Des paysans et des paysannes jeûnent pour inscrire l’exception agricole dans la Loi contrefaçon

Logo confédération paysanneCommuniqué de presse de la Confédération paysanne

Bagnolet, le 21 janvier 2014

Une centaine de paysan(ne)s de la Conf’ a pris possession tout à l’heure de l’immeuble du GNIS (Groupement National Interprofessionnel des Semences), 44 rue du Louvre, à Paris. Nous demandons qu’une exception agricole soit ajoutée au texte de la loi Contrefaçon qui sera votée le 4 Février. La reproduction par des paysans de leurs semences, de leurs animaux et de leurs préparations naturelles ne doit pas être considérée comme une contrefaçon. C’est le métier de paysan que ce texte remet en cause. Des paysans jeûnent à partir de ce soir pour obtenir une décision politique allant dans ce sens.

Avec cette loi, les paysans qui voudront produire leur propre semence seront sous la menace constante de poursuites en contrefaçon, saisie voire destruction de leurs récoltes. Pour y échapper, ils devront prouver qu’ils n’ont reproduit aucune variété protégée et que leur semence n’a été contaminée ni contient naturellement un gène breveté. Et il en sera de même pour les animaux ou encore pour les ferments, levures et autres micro-organismes porteurs de gènes brevetés.

L’objectif de ce texte est de permettre aux industriels semenciers de s’enrichir en étant les seuls à détenir le droit de vendre ce qui est indispensable aux paysans et à la nourriture des populations : les graines, les plants, les semences animales, les ferments et levures… Tous ces éléments seront donc désormais dans les seules mains des industriels. Or, échanger, ressemer, sélectionner, ou élaborer ses ferments, levures et autres préparations naturelles, c’est ce que font les paysans depuis des millénaires, c’est l’essence même de leur métier. C’est aussi la base de la biodiversité et le fondement de l’agro-écologie. Le droit des paysans sur les semences, c’est le droit à l’alimentation pour tous ! Nous ne nous laisserons pas faire !

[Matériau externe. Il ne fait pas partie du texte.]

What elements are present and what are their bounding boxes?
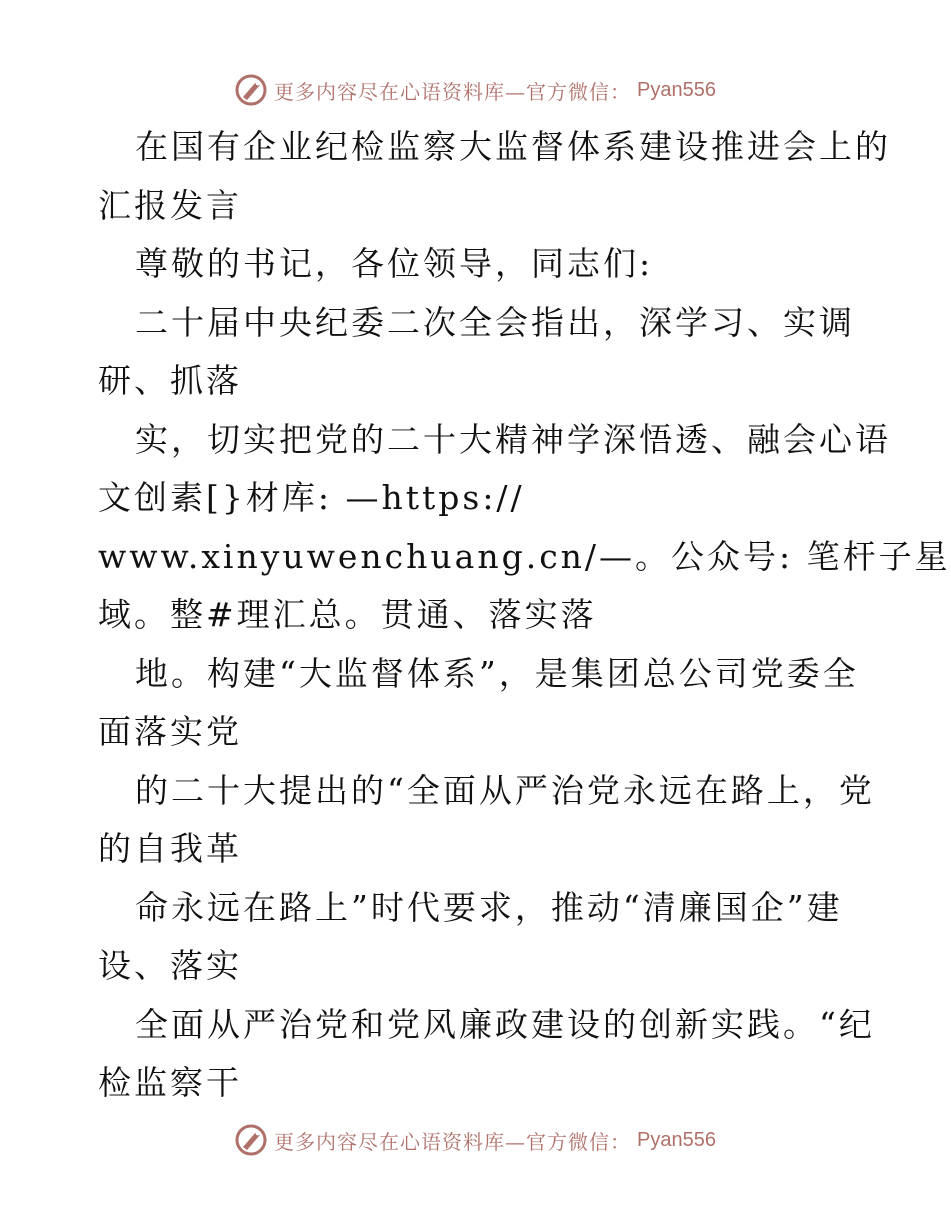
body-line: 的二十大提出的“全面从严治党永远在路上，党: [135, 770, 875, 810]
body-line: 汇报发言: [98, 185, 242, 225]
pen-seal-icon: [234, 1123, 268, 1157]
body-line: 检监察干: [98, 1063, 242, 1102]
footer-brand-text: 更多内容尽在心语资料库—官方微信：: [274, 1129, 632, 1154]
body-line: 尊敬的书记，各位领导，同志们:: [135, 244, 654, 283]
footer-banner: [0, 1120, 950, 1160]
body-line: 命永远在路上”时代要求，推动“清廉国企”建: [135, 887, 843, 927]
body-line: 文创素[}材库: —https://: [98, 478, 525, 517]
pen-seal-icon: [234, 73, 268, 107]
body-line: 域。整#理汇总。贯通、落实落: [98, 595, 597, 634]
body-line: 研、抓落: [98, 361, 242, 400]
body-line: 实，切实把党的二十大精神学深悟透、融会心语: [135, 419, 891, 459]
document-body: [98, 118, 951, 1113]
body-line: 在国有企业纪检监察大监督体系建设推进会上的: [135, 127, 891, 166]
header-handle-text: Pyan556: [637, 78, 716, 101]
body-line: 面落实党: [98, 712, 242, 751]
footer-handle-text: Pyan556: [637, 1128, 716, 1151]
body-line: 地。构建“大监督体系”，是集团总公司党委全: [135, 653, 859, 693]
body-line: 全面从严治党和党风廉政建设的创新实践。“纪: [135, 1004, 875, 1044]
body-line: 设、落实: [98, 946, 242, 985]
body-line: 的自我革: [98, 829, 242, 868]
body-line: 二十届中央纪委二次全会指出，深学习、实调: [135, 302, 855, 342]
header-banner: [0, 70, 950, 110]
header-brand-text: 更多内容尽在心语资料库—官方微信：: [274, 79, 632, 104]
body-line: www.xinyuwenchuang.cn/—。公众号: 笔杆子星: [98, 536, 951, 576]
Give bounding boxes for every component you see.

Analyse de Jacques CAPLAT, agronome et spécialiste de l’agriculture biologique, que partage Danielle AUROI

Même si certaines actions “coup de poing” peuvent être des mises en scène, celle-ci était assurément nécessaire et utile !

En effet, de nombreux réseaux associatifs, réunis autour du Réseau Semences Paysannes dans le collectif “Semons la biodiversité”, avaient demandé cet amendement lors du passage de la loi contrefaçon au Sénat. Quelques sénateurs l’avaient déposé. Résultat des courses : le gouvernement s’y était opposé, et l’amendement n’était pas passé.

C’était donc très clair : jusqu’à hier, le gouvernement s’opposait à un tel amendement, et la majorité (EELV incluse, sur la foi d’arguments avancés par le gouvernement) avait renoncé à le porter ou le soutenir lors de l’examen au Sénat.

C’est bien un retournement total qui vient de se produire, et il est évident que la mobilisation a payé… et en particulier cette action d’occupation puisque c’est bien là que Le Foll a cédé.

NB : Il faut quand même rester mobilisés et vigilants, car l’engagement du ministre demande à être précisé, et la revendication ne se limite pas aux seules semences.